Intercropping with maize is a characteristic feature of cultivation. The system improves soil fertility, reduces erosion, and increases farm productivity.

== Characteristics ==
Bhaderwah Rajmash differs from many commercial kidney bean varieties by its:

- Small and compact seed size
- Deep red-maroon colour
- Sweet and nutty flavour
- Creamy texture after cooking
- High digestibility

The beans are widely valued for their culinary quality and are often considered among the finest rajma varieties produced in India.

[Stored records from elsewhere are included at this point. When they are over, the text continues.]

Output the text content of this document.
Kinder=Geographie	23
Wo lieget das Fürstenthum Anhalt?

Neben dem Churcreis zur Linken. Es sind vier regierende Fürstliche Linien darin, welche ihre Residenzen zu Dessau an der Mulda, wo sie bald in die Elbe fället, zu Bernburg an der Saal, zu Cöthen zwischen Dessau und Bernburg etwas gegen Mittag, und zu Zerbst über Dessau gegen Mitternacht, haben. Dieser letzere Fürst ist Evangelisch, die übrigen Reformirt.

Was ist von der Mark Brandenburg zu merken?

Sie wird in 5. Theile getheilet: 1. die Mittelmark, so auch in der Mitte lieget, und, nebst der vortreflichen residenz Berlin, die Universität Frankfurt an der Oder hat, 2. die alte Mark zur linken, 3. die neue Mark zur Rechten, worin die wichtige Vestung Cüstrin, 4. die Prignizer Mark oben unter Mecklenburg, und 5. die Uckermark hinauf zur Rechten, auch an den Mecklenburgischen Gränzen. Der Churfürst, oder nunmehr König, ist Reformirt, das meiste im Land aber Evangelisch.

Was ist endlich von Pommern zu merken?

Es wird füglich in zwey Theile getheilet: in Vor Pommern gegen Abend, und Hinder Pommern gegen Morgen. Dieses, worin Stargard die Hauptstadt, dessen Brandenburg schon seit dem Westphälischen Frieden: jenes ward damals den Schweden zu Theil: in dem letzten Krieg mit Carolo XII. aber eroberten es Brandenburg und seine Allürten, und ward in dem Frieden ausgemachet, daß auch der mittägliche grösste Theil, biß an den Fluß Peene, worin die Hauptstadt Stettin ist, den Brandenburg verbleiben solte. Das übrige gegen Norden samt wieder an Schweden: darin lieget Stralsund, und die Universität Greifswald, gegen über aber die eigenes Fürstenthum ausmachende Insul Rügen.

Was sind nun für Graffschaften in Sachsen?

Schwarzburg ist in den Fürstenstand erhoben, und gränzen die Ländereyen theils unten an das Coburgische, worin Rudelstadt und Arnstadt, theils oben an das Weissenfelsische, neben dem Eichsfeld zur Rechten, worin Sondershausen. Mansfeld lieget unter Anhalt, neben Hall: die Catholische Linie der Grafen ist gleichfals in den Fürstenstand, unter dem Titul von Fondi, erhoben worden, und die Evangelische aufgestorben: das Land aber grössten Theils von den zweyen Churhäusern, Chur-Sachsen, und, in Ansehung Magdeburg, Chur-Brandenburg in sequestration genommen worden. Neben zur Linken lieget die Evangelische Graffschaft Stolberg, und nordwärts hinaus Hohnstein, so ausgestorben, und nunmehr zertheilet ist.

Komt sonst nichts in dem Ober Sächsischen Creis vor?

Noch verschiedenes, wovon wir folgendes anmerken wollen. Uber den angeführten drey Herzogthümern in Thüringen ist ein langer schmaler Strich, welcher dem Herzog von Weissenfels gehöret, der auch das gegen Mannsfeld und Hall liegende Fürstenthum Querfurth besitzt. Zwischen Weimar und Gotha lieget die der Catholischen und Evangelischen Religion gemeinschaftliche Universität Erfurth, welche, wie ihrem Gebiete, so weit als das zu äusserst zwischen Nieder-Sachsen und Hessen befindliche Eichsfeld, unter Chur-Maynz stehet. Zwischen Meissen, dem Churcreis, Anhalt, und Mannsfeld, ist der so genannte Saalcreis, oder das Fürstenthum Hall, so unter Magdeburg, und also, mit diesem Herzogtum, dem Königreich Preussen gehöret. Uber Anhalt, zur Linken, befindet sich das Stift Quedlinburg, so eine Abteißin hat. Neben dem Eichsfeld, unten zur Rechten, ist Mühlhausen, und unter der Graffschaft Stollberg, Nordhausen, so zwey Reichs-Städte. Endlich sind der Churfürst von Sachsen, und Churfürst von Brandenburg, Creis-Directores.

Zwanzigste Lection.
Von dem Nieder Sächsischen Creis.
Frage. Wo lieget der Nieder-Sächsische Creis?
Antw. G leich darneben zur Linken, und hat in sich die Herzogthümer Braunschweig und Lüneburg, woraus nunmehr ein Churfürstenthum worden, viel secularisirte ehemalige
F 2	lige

== Geographical indication ==
On 30 August 2023, Bhaderwah Rajmash received a Geographical Indication (GI) tag from the Government of India. The registration recognized the crop's unique geographical origin and traditional cultivation practices. The GI tag also provides legal protection against misuse of the name by producers outside the designated cultivation area.

== Culinary use ==
Bhaderwah Rajmash is commonly prepared as rajma chawal, a dish consisting of cooked beans served with rice. In the Chenab Valley, it is traditionally accompanied by desi ghee and anardana (dried pomegranate seed) chutney. The dish is closely associated with the region's food culture and is widely served in roadside eateries and dhabas.

== Economic importance ==
The crop is an important source of income for small and marginal farmers in the Chenab Valley. Due to its reputation for quality, Bhaderwah Rajmash commands higher market prices than many ordinary kidney bean varieties. Following GI recognition, efforts have been made to promote its branding and marketing in domestic and international markets.